Statt eines breit angelegten Ausfallzyklus zeigt sich am Markt eine gesunde, kreditspezifische Differenzierung. Während High-Yield-Unternehmen mit niedrigerem Rating (B- oder darunter) und hoch verschuldete Immobiliensegmente mit schwierigeren Refinanzierungsbedingungen konfrontiert sind, veranlasst dieses Umfeld Unternehmen, proaktiv Liability-Management-Maßnahmen und Schuldenrückkäufe umzusetzen sowie ihre operative Effizienz zu steigern.
Für aktive Anleiheinvestoren signalisiert dieses Umfeld daher kein systemisches Risiko. Es spricht vielmehr für ein Marktumfeld, in dem sorgfältige Titelauswahl risikoadjustiert interessante Renditen ermöglichen kann – insbesondere dort, wo widerstandsfähige Unternehmen sich erfolgreich an anspruchsvollere Finanzierungsbedingungen anpassen.
Marktstruktur und Liquiditätsrisiken
Die Liquidität des europäischen Marktes für Unternehmensanleihen zeigt sich weiterhin robust und wird strukturell durch eine anhaltend breite Nachfrage von Investoren gestützt. Darüber hinaus wirken offene Investmentfonds und Anleihe-ETFs eher als effiziente Liquiditätsvermittler denn als Risikoverstärker. Sie unterstützen die laufende Preisfindung und erleichtern den Risikotransfer auch in Phasen von Portfolioumschichtungen.

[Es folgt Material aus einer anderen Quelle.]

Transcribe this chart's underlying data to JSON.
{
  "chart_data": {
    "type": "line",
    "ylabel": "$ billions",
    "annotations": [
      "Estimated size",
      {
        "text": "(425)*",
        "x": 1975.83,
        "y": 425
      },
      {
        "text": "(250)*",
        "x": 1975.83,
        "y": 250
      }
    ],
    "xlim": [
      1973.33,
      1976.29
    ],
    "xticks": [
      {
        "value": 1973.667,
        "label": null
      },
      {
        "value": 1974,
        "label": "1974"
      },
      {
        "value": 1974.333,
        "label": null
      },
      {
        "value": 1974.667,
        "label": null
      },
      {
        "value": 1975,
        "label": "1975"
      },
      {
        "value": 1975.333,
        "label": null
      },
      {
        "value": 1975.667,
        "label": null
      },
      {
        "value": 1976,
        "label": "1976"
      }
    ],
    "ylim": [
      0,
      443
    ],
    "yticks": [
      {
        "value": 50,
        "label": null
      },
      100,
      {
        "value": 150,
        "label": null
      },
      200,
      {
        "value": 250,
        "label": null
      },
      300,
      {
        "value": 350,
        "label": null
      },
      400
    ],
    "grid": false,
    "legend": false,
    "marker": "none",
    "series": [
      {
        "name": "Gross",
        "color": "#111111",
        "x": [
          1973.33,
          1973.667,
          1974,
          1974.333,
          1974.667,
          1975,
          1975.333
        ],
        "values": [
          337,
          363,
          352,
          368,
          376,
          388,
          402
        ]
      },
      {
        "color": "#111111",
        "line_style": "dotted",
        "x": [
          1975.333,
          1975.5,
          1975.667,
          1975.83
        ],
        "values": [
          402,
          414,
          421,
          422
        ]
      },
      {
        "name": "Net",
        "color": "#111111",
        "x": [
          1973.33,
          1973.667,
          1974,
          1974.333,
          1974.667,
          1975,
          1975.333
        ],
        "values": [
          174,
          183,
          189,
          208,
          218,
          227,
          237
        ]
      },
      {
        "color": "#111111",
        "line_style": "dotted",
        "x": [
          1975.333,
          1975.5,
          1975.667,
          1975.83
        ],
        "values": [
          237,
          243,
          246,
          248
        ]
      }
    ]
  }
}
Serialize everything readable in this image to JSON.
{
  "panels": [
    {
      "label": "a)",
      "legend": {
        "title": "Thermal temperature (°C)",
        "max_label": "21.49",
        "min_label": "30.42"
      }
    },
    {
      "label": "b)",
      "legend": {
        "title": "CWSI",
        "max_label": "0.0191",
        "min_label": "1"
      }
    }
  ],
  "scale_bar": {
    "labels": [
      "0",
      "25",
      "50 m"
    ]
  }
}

Strukturell höhere Emissionen und ein breiteres Verständnis strategischer Finanzierung
Steigende Verteidigungs- und Energieausgaben dürften in den kommenden Jahren zu einem strukturell höheren Emissionsvolumen von Staatsanleihen in Europa führen, insbesondere da die Regierungen bestrebt sind, die Energiesicherheit, die militärischen Fähigkeiten und die industrielle Widerstandsfähigkeit zu stärken. Die Märkte erkennen zunehmend, dass es sich bei diesen Ausgaben nicht um temporäre Maßnahmen handelt, sondern um einen Teil einer breiteren strategischen Neuausrichtung der europäischen Politik. Jüngste Diskussionen in der EU über eine gemeinsame Verteidigungsfinanzierung und eine verstärkte supranationale Emissionstätigkeit untermauern diesen Trend.
Gleichzeitig steht diese Entwicklung nicht zwangsläufig im Widerspruch zu nachhaltigen Finanzierungsansätzen. Im Gegenteil: Der Markt weitet das Verständnis strategischer Finanzierung schrittweise über klassische grüne Investitionen hinaus und bezieht Transformationsfinanzierungen, Energieinfrastruktur und sogar verteidigungsbezogene Projekte mit ein. Green Bonds und Transition Bonds dürften daher weiterhin wichtige Finanzierungsinstrumente bleiben, insbesondere für Investitionen in Energieunabhängigkeit und Dekarbonisierung, auch wenn sich ein Teil der Finanzierungsstruktur schrittweise in Richtung verteidigungsbezogener Emissionen verschieben könnte.